Mais Aharon, voyant la catastrophe, implora Dieu pour qu’ils ne puissent obtenir ni une figure d’homme, ni celle d’un bœuf, mais d’un veau: il grava une inscription différente sur le plateau grâce à sa prière. Par conséquent, en fin de compte, ce n’est pas lui qui fit le veau d’or. Le Roi David écrit: «Ils firent un veau en ‘Horeb... ils échangèrent leur gloire contre la figure d’un bœuf qui mange l’herbe» (Psaumes 106:19-20). Que firent-ils en fin de compte, un veau ou un bœuf? Le «moule» était celui d’un bœuf, mais du feu sortit un petit veau, pour amoindrir le péché de ceux qui l’avaient façonné.

Nous voyons là la sainteté d’Aharon, qui, en dépit de la mort de ‘Hour égorgé devant lui (Tan’houma, Ki Tissa 19) n’eut pas peur de la foule, et implora Dieu de faire sortir du feu un veau, et non la figure d’un homme ou d’un bœuf.

«Mah, Que t’a fait ce peuple?» Le peuple voulait que tu lui fasses des élohim, des divinités, dont la valeur numérique (92) est deux fois celle de Mah (plus un pour chaque Mah) au lieu du Saint, béni soit-Il, qui a dit: «Je suis l’Eternel ton Dieu» (Exode 20:2). Que de souffrances tu as endurées à entendre ceci!

Aharon répondit à Moïse:«Tu sais toi-même que ce peuple est enclin au mal» (id. 32:22). «Tu connais ce peuple par ton esprit de sainteté (voir Kéli Yakar), tu sais qu’il pense toujours au mal...» Car ce sont Moïse et Aharon, qui triomphèrent finalement du mauvais penchant qui a poussé les enfants d’Israël à commettre le péché du veau d’or.

On voit là la puissance du Yetser Hara’ qui est fait de feu (Zohar I, 80a), et se tapit entre les deux parties du cœur de l’homme (Bérakhoth 61; Soucah 52b). Que d’efforts ne déploie-t-il pas pour écarter l’homme du chemin de la droiture et pour lui prouver qu’il ne cherche que la vérité et son intérêt. Comme nous l’avons vu plus haut, les enfants d’Israël identifiaient bien la physionomie des vrais anges, mais il a réussi malgré tout à les persuader que ce qu’ils avaient vu dans le ciel, c’était bien le cercueil de Moïse.
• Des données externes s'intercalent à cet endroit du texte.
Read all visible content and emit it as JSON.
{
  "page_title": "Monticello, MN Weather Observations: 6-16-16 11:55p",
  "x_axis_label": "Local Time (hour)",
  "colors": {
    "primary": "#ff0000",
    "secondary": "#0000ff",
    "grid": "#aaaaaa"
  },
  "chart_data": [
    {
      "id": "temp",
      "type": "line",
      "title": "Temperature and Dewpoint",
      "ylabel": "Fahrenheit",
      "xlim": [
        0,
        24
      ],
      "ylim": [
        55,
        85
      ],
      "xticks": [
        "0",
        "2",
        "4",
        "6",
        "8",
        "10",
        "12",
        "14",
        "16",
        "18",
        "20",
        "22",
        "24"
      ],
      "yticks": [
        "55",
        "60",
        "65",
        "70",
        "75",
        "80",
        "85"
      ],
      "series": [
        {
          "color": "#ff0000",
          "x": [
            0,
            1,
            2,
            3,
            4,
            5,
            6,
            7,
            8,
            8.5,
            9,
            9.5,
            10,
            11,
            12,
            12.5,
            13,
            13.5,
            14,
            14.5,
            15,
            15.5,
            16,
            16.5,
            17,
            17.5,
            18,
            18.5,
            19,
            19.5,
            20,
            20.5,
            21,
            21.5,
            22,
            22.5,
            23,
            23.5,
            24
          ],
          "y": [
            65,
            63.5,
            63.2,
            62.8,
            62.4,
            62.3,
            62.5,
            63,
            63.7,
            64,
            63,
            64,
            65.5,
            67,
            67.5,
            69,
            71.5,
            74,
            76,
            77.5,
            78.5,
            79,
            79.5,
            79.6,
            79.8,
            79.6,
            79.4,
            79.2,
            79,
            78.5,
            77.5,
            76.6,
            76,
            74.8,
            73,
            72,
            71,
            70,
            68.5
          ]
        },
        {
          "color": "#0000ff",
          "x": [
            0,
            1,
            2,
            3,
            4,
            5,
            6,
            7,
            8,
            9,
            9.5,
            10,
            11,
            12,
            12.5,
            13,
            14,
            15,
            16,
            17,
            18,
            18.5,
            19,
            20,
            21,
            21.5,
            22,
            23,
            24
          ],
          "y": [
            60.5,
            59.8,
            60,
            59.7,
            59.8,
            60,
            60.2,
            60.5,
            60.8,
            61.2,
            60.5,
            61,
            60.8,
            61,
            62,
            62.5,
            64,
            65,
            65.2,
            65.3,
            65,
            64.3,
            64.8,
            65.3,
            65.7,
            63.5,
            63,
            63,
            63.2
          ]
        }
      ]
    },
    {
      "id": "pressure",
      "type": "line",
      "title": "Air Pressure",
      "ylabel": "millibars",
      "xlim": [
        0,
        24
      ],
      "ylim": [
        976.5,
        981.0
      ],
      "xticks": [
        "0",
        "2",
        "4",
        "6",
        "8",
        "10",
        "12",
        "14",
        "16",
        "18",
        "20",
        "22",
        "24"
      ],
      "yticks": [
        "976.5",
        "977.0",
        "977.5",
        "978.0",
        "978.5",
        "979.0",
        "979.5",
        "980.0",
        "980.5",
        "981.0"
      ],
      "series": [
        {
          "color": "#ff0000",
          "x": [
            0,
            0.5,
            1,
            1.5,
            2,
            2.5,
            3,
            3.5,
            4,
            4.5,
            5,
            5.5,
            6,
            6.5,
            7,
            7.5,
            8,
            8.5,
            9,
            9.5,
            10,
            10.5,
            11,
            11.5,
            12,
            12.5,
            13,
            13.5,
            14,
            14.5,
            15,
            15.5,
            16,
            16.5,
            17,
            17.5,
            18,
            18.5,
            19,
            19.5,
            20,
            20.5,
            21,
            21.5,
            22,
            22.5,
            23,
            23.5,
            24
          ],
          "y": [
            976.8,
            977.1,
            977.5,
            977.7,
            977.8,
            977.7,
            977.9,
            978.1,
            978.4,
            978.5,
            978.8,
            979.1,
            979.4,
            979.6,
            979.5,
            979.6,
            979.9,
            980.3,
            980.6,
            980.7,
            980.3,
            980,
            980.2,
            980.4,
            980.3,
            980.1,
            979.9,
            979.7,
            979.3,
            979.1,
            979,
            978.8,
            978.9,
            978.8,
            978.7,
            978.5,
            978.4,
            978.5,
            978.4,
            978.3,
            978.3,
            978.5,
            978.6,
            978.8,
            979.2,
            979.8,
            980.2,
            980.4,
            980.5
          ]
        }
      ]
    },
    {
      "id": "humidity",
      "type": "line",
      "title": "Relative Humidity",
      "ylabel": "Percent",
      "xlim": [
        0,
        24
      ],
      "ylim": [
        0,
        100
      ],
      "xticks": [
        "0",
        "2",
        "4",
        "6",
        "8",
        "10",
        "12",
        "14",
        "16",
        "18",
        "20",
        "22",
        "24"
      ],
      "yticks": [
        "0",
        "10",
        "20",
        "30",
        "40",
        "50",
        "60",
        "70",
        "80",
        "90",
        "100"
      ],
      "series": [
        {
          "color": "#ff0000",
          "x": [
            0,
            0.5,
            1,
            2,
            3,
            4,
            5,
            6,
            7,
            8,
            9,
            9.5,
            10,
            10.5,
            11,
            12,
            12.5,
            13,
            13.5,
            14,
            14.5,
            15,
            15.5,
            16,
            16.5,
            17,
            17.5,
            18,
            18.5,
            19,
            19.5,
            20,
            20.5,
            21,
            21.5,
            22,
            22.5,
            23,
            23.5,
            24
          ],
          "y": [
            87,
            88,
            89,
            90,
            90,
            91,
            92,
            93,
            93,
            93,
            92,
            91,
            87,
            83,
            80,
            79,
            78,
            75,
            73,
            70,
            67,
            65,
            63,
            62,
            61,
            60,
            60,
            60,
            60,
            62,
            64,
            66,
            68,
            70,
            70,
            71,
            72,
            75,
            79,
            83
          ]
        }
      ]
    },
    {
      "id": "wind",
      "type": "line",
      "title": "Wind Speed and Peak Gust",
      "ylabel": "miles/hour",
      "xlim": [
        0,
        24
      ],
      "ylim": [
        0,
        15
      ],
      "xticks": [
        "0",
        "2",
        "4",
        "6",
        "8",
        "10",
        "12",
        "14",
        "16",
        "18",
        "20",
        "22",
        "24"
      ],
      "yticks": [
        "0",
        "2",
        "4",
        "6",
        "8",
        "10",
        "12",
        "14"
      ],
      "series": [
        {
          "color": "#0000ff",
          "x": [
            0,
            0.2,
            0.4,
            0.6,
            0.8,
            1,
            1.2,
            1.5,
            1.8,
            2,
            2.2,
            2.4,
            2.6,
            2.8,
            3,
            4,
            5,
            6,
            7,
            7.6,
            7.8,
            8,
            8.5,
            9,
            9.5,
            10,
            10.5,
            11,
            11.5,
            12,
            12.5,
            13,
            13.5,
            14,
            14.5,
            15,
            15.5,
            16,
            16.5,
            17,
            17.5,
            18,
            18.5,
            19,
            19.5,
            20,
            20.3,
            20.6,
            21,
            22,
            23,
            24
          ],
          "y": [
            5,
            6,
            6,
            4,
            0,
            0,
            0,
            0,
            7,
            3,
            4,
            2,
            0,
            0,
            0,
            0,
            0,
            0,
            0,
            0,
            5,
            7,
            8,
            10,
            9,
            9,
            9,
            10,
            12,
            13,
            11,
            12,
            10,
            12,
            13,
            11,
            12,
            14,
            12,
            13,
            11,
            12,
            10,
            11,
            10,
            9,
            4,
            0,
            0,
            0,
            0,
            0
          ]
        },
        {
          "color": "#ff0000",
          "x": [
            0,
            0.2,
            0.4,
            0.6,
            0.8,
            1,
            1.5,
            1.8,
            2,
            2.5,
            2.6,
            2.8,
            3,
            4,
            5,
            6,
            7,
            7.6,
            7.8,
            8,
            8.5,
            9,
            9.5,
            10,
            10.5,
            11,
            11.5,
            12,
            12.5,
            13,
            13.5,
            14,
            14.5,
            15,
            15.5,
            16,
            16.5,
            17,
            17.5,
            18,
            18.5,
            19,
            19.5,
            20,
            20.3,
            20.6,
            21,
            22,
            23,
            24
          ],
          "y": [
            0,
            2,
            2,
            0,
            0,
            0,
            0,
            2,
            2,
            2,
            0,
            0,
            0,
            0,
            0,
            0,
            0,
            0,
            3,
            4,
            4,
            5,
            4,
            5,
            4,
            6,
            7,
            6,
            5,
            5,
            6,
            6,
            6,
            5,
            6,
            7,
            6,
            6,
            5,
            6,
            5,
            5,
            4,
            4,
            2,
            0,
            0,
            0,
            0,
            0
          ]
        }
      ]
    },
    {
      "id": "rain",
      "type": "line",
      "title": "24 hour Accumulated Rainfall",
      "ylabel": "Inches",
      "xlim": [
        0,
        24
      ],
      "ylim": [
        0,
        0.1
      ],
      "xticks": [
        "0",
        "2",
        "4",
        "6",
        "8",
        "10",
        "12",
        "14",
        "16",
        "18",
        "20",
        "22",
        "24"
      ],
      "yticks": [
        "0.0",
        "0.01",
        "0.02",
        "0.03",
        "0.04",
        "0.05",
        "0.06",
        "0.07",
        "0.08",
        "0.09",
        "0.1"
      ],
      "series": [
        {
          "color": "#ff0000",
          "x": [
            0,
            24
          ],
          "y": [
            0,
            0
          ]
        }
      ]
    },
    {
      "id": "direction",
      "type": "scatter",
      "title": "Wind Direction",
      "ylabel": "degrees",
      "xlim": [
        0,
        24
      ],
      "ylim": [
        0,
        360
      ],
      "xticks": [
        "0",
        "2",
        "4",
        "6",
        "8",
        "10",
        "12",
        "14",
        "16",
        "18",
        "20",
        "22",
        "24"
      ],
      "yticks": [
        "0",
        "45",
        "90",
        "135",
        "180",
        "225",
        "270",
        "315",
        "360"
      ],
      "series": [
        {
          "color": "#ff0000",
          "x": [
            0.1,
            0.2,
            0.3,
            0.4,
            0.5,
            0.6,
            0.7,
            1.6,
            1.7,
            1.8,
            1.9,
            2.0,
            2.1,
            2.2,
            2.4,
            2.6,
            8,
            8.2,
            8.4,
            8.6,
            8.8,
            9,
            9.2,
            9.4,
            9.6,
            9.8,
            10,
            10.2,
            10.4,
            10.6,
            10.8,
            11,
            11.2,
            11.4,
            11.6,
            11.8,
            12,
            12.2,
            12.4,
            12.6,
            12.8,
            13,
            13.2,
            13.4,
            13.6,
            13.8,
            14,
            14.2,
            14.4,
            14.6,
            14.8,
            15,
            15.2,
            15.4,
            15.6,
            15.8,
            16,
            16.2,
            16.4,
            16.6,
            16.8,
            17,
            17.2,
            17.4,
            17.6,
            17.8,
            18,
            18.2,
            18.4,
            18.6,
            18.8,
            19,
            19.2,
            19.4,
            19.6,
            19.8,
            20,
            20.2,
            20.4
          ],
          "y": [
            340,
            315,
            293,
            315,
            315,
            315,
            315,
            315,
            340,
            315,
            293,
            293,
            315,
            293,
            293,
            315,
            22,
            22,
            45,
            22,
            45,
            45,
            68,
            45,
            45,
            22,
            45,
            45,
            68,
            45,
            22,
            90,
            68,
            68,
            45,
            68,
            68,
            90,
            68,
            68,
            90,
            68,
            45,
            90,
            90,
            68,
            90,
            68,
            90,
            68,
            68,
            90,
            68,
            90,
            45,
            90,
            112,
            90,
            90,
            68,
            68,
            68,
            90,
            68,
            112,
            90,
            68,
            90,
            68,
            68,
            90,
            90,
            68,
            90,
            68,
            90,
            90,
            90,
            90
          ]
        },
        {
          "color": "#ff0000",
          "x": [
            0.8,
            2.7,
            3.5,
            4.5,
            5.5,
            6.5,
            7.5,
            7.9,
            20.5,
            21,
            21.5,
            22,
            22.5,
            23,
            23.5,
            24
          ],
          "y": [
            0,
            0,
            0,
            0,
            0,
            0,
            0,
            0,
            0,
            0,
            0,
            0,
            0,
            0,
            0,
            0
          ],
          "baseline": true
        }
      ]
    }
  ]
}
Un fil mince sépare la vérité du mensonge, et il faut déployer de grands efforts pour le discerner. Elle peut se vêtir de tout un tissu de mensonges, et seule l’aide de Dieu nous permet de la distinguer du mensonge... Si la génération de la connaissance s’est laissée duper, que pouvons-nous dire alors?

Tout cela a été engendré par l’impatience des enfants d’Israël... S’ils ne s’étaient pas fixé un délai pour voir descendre Moïse du ciel, ils ne seraient pas arrivés au péché. Mais comme ils ne voulaient même pas attendre un jour (voir Rachi, id. Chabath 89a), le mauvais penchant a trouvé une petite ouverture, et s’y est infiltré sans encombre. Un péché en engendre un autre (Avoth 4:2; Tan’houma, Ki Tetséh 1), ils ont fini par se rebeller contre l’ordre de Dieu.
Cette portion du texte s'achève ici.